Arriving in America in 1855, he set about making the landscape photographs in the first part of the Tate's show, among them views of what would later become Yosemite National Park. These may be picturesque, but they are by no means original. Finding a grand style to show the winning of the West called for a certain genius, and his name was Carleton Watkins. It was Watkins who first hauled his Mammoth camera up Yosemite's crags, who had the vision to find a Western photographic sublime. If he was a pioneer, though, Watkins was too honest to be a good businessman. Not so Muybridge, or perhaps Muygridge, who made himself rich by setting up his own Mammoth on the exact same spots as Watkins, replicating his photographs precisely and marketing them under yet another pseudonym, Helios.

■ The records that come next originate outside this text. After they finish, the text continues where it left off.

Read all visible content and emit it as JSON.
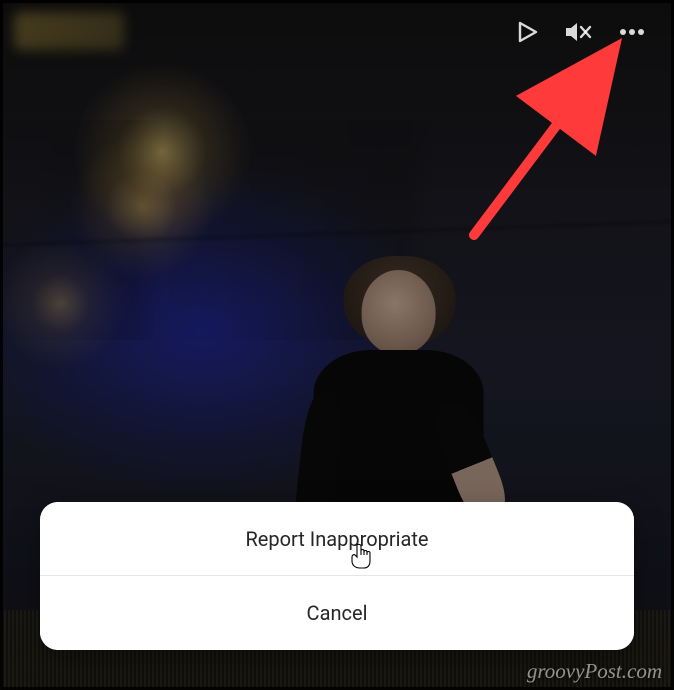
{
  "icons": {
    "play": "play-icon",
    "muted": "muted-icon",
    "more": "more-options-icon"
  },
  "action_sheet": {
    "report_label": "Report Inappropriate",
    "cancel_label": "Cancel"
  },
  "watermark": "groovyPost.com",
  "annotation": {
    "arrow_color": "#ff3a3a"
  }
}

But Muybridge's real fame would arrive on four legs. In the mid-1870s, Leland Stanford, a former governor of California, commissioned him to settle the question of whether all four hooves of a galloping horse leave the ground at the same time. Using a dozen cameras set off in sequence, Muybridge proved that they do: the shots of Stanford's racehorse, Occident, frozen in mid-gallop and mid-air, sit at the centre of the Tate's show. The images are taken from a book called The Horse in Motion, which was published by Stanford in 1878 under his own name, without mentioning Muybridge. We may assume that Carleton Watkins laughed a hollow laugh; his imitator, however, did not. He sued his patron which, given that Stanford had saved Muybridge's skin when he shot his wife's lover, the wonderfully named Major Larkyns, in cold blood in 1874, seems ungrateful. Not surprisingly, Muybridge lost.
As I say, none of this would matter were his art not similarly suffused with dishonesty. The gridded backgrounds to many of his photographs suggest scientific intent, although Muybridge's contribution to the study of human locomotion was slight and the grids serve no useful function. The zoopraxiscope – an alleged forerunner of the motion-picture camera, included in this show – did not catch on. This pseudo-science did allow the Victorian photographer and his prurient audience to look at scenes of human degradation under the guise of learning, however, and also at human nudity. Muybridge dealt in extreme imperfection or its opposite, withered legs or the perfect physiques of wrestling male athletes, the eye-watering virility of the boxer, Ben Bailey. For us too, Muybridge's work is horribly compelling, although you may come away wishing it were not.